一方で城――もとい家では常にロングローブを着用しており、神々しさも相まって外見年齢は一気に不詳になる。優しいアイボリーカラーのローブの丈は長身のノアに合わせた特注品なのか足元まであり、上品なオールドブルー色の襟には金の刺繍が施されている。ノアの所作が綺麗に見えるのも、ひとえにこの優雅なローブが一役買っているのであろう。いつ何時でも上品に見えるノアに、破天荒な自覚があるアリスはとても感心していたのだった。
「じゃあ変化しますね。変わるときは一瞬なのでよく見ていてください」
「うん、わかった。いいよ」
アリスは優雅にロングローブを着こなし佇んでいるノアの姿をじっと見守っていた。ふっと柔らかい風が吹き、ローブがフワッと空気を含んだ。そしてアリスが瞬きする間もなく、あっという間にノアは霧散してしまった。よく見ていてと言われたのにも関わらず、アリスは一体どうなったのか何が起こったかわからなかった。一瞬にして消えてしまったノアに、アリスは一拍おいてから声をあげる。
「すごーい!魔法みたい!知ってたけどほんとにすごい!」
いたく感動したのかノアが消えたにも関わらず、アリスは目の前の空間に喋り続けていた。そして興奮が収まった頃、何かの違和感に気がつき後ろを振り返った。
「ん?あれ?ノア、もしかしてここにいる?」
ずっと喋りかけていた空間から振り返ったアリスは、背後の何も存在しない場所に話しかけ始めた。アリスは見えないものを見ようとするかのようにその空間に視線を定め、眉間にシワを寄せて目を細めていた。その瞬間、フワッとそよ風のようなものが頬を掠め、目の前にノアが姿を現す。その顔には困惑の表情が浮かんでいた。

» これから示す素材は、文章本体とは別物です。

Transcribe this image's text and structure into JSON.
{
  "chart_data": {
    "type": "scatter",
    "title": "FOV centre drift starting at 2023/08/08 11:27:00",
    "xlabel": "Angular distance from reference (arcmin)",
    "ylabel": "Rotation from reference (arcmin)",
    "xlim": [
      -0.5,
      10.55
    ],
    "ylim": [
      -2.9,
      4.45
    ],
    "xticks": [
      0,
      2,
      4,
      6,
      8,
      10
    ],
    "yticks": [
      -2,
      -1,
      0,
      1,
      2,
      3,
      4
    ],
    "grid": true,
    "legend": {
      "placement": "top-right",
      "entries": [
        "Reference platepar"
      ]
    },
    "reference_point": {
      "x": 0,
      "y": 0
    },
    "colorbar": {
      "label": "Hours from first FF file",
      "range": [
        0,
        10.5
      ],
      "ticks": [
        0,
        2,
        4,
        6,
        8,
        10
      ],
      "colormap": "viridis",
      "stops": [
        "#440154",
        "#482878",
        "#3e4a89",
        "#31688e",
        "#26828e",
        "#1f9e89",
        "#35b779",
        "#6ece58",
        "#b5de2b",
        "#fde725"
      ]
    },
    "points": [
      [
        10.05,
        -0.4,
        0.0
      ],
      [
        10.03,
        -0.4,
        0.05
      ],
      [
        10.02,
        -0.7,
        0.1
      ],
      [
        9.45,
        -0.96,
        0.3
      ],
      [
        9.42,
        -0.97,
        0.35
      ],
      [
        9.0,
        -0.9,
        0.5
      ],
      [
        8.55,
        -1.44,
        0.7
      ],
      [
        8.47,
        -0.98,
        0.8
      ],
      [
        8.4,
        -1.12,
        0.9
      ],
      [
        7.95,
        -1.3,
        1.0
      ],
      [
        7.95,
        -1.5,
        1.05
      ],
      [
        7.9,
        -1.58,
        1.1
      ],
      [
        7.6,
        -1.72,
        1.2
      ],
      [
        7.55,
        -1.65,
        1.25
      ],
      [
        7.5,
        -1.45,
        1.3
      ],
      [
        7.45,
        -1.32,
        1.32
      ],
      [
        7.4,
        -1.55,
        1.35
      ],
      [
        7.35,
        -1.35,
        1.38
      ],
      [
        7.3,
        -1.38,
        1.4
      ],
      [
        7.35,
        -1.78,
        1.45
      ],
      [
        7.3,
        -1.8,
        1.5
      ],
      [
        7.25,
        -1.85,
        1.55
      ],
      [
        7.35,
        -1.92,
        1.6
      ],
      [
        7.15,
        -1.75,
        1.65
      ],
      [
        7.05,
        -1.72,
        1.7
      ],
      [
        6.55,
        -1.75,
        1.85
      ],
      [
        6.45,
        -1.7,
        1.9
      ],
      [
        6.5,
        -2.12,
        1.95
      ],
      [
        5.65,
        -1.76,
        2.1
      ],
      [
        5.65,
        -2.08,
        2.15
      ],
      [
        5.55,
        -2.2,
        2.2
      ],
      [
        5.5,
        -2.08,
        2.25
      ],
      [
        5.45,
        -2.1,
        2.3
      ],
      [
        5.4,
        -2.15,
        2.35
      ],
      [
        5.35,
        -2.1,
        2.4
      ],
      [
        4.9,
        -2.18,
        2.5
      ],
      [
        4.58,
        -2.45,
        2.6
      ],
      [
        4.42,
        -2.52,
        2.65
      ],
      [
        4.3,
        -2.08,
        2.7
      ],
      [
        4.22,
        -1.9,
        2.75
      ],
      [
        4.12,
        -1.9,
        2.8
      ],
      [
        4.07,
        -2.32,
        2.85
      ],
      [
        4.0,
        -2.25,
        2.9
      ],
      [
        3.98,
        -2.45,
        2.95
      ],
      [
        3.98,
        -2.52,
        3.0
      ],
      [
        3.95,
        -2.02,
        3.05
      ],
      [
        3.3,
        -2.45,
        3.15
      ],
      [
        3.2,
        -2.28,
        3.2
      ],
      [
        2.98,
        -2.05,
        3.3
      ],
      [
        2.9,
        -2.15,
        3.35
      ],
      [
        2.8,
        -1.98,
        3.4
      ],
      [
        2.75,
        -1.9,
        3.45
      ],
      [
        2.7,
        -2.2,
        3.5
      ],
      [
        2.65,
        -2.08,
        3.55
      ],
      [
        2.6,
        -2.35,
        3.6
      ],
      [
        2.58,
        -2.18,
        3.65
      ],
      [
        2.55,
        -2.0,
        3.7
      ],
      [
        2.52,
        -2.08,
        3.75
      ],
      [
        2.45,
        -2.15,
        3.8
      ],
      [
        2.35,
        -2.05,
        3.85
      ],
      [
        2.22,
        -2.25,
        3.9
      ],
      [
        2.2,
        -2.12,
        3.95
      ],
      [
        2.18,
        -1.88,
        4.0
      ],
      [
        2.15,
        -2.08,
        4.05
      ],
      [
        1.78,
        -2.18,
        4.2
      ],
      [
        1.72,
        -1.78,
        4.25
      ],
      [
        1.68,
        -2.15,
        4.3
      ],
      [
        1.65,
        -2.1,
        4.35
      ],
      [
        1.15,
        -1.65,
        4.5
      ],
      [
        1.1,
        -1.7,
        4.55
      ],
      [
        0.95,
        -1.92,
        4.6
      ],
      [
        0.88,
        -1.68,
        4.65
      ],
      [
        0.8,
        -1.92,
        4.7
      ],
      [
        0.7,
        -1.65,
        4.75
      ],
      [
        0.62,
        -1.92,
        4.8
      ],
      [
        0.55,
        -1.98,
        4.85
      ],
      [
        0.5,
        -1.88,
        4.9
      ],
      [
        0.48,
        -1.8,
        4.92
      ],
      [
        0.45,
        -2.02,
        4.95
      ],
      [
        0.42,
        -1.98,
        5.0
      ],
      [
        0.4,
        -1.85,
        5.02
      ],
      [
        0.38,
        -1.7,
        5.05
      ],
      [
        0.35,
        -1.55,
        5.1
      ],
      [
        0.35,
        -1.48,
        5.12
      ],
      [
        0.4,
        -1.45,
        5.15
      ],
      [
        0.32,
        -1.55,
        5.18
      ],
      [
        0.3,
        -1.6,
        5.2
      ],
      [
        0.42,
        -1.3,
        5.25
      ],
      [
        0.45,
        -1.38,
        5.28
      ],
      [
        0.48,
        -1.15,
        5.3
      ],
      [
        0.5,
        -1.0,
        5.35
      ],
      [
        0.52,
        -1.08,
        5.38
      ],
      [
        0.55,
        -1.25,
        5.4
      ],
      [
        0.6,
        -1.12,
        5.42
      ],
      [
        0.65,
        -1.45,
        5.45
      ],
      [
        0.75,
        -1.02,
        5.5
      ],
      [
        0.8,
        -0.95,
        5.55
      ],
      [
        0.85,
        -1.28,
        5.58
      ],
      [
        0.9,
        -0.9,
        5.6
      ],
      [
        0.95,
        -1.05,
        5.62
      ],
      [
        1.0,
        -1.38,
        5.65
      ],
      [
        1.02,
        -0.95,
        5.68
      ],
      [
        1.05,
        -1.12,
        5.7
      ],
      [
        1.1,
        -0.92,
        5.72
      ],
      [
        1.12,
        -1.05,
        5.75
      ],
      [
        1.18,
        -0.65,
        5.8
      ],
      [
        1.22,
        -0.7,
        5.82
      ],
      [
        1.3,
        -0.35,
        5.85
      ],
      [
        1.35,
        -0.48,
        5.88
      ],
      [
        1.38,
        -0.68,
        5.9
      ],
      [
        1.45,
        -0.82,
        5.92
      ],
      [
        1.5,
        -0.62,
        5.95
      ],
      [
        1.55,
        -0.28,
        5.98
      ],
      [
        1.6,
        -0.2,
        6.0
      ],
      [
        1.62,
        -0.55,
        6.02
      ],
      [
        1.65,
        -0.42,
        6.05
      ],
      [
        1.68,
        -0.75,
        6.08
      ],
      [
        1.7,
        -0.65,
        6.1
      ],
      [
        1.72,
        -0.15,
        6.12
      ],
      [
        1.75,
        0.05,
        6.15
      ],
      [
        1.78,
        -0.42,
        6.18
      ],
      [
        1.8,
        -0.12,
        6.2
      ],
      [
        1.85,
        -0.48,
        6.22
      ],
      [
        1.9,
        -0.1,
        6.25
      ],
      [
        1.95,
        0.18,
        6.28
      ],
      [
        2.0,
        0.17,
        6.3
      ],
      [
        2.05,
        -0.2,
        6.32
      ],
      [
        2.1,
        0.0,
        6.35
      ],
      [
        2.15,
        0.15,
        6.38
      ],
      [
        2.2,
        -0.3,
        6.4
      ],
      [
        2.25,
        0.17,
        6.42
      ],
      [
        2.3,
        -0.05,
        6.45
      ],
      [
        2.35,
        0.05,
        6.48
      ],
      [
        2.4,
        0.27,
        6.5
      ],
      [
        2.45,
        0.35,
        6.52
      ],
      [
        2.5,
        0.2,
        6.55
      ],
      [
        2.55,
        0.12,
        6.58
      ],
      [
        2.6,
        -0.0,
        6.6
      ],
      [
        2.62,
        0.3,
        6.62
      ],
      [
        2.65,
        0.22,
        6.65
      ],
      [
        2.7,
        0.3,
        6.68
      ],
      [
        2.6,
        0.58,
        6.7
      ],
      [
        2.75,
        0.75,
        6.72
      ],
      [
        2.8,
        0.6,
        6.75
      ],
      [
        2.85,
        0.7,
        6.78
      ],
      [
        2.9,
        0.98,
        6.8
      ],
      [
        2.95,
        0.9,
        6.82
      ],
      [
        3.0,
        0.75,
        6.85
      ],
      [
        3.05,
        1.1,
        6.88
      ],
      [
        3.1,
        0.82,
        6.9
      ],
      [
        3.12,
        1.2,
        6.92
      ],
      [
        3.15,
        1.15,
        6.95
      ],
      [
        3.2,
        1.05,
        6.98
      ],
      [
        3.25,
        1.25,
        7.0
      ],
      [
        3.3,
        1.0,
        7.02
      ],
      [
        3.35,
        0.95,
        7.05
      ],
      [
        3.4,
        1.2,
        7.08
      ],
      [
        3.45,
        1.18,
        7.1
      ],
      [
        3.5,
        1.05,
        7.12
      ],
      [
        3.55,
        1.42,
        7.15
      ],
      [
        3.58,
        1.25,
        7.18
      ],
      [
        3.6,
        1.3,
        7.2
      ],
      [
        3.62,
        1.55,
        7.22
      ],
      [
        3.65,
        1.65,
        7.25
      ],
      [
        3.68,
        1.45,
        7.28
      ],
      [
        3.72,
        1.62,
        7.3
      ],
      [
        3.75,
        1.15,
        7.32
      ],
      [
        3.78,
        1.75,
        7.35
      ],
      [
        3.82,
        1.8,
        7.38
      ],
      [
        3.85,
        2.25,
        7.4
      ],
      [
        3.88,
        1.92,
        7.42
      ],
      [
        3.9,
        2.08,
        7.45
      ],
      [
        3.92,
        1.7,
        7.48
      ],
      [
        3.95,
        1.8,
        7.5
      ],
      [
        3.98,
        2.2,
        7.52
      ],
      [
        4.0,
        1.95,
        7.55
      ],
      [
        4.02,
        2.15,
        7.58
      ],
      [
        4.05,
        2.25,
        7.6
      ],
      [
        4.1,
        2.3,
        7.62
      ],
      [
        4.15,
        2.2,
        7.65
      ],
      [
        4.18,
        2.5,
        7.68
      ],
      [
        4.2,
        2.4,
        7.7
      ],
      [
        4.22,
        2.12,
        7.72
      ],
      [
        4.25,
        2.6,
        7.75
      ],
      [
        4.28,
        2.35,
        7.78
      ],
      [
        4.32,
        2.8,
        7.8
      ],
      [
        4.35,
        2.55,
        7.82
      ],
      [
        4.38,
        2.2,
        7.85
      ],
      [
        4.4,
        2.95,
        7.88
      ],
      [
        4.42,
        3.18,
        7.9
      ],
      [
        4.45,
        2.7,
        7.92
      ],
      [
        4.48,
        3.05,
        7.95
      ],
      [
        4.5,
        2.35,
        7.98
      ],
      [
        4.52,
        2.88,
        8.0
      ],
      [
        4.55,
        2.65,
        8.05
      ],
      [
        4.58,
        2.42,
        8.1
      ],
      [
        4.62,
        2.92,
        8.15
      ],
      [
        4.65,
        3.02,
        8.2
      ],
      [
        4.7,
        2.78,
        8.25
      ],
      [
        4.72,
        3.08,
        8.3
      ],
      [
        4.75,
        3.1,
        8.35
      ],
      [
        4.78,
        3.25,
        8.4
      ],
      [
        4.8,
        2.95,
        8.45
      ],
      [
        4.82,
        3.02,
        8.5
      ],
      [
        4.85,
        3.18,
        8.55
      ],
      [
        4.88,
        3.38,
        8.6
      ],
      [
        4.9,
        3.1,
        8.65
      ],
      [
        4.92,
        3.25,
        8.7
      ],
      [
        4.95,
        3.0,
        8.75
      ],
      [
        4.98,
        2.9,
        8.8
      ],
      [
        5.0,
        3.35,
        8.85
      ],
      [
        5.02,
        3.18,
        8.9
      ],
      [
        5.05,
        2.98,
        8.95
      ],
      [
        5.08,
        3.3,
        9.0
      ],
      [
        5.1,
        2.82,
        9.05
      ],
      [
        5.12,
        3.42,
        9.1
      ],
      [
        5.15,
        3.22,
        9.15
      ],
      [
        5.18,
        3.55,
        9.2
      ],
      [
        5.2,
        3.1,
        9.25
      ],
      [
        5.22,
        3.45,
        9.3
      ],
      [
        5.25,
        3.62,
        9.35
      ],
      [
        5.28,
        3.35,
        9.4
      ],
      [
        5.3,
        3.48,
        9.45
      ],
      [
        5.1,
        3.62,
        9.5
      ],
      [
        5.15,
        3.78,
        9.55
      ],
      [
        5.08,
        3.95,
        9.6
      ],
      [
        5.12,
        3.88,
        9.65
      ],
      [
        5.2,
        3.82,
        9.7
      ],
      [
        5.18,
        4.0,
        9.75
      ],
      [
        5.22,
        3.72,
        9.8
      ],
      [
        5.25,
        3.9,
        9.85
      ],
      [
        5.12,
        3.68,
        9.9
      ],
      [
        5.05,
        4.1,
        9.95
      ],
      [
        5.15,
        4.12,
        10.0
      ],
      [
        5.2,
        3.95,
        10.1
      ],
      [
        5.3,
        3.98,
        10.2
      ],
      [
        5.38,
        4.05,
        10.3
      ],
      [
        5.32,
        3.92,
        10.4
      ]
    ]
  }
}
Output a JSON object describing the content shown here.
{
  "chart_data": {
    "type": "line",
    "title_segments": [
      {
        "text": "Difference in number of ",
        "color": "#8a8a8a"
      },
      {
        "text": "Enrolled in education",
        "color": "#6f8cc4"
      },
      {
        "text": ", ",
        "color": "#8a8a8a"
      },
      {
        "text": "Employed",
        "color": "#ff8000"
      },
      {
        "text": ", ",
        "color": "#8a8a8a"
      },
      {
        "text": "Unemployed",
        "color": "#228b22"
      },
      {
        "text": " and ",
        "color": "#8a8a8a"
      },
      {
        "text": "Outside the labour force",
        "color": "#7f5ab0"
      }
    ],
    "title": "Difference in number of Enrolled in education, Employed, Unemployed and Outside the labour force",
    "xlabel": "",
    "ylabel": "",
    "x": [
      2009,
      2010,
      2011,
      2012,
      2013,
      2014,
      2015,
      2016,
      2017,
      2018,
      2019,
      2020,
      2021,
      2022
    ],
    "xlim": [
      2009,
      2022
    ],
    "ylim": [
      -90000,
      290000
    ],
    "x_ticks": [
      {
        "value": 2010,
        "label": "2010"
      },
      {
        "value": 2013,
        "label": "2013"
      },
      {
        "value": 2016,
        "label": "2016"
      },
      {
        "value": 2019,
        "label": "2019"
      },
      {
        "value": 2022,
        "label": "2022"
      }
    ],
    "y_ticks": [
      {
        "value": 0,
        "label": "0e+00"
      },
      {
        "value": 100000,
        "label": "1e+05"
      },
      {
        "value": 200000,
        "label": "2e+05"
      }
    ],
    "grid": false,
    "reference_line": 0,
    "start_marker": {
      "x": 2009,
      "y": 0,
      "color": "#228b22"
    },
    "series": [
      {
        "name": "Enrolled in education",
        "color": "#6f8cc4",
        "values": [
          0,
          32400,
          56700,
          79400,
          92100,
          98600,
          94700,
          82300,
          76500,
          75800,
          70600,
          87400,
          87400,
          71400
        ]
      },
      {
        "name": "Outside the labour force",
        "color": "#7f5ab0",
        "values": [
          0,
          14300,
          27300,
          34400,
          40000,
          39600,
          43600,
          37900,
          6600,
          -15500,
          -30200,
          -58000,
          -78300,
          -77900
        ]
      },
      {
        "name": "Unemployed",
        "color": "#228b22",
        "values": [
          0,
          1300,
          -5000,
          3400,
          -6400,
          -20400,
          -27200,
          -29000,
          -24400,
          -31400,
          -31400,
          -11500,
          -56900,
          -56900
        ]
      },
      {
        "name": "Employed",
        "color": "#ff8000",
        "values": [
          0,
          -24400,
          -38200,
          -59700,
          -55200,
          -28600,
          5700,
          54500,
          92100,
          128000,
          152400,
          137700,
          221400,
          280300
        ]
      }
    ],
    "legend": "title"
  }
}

「アリス、わたしがいる場所が何故わかったんです?ただの勘ですか?」
「うーん、なんか背後に違和感があって。違和感というか気配?かな」
「気配?」
「うん。ノアが見えてた訳じゃないんだけど、なんかはっきりと誰かがいる気配があったの」
「それは……」
アリスの発言にノアは言葉を詰まらせていた。それもそのはず、吸血鬼が霧になったあとその吸血鬼の所在がわかるものはこの世には存在しない。吸血鬼でさえも関知できない範囲のものだ。
「霧散した吸血鬼の気配がするというのは通常だとありえないことです」
「え?そうなの?」
「はい……もう一度試してもいいですか?」
「うんお願い」
いまだ困惑気味のノアの声を聞きながら、さきほどのようにアリスはじっとノアを見た。そしてノアがまた一瞬にして霧散する。先ほどは霧になったあと興奮してしまってすぐにはわからなかったが、今回は心を落ち着けて気を張り巡らせる。するとカーテンのあたりにまたあの気配がした。
「ノア。カーテンの横にいるでしょ?気配がする」
そう言った途端カーテンがハタハタとはためき、その横には唖然としたノアが立っていた。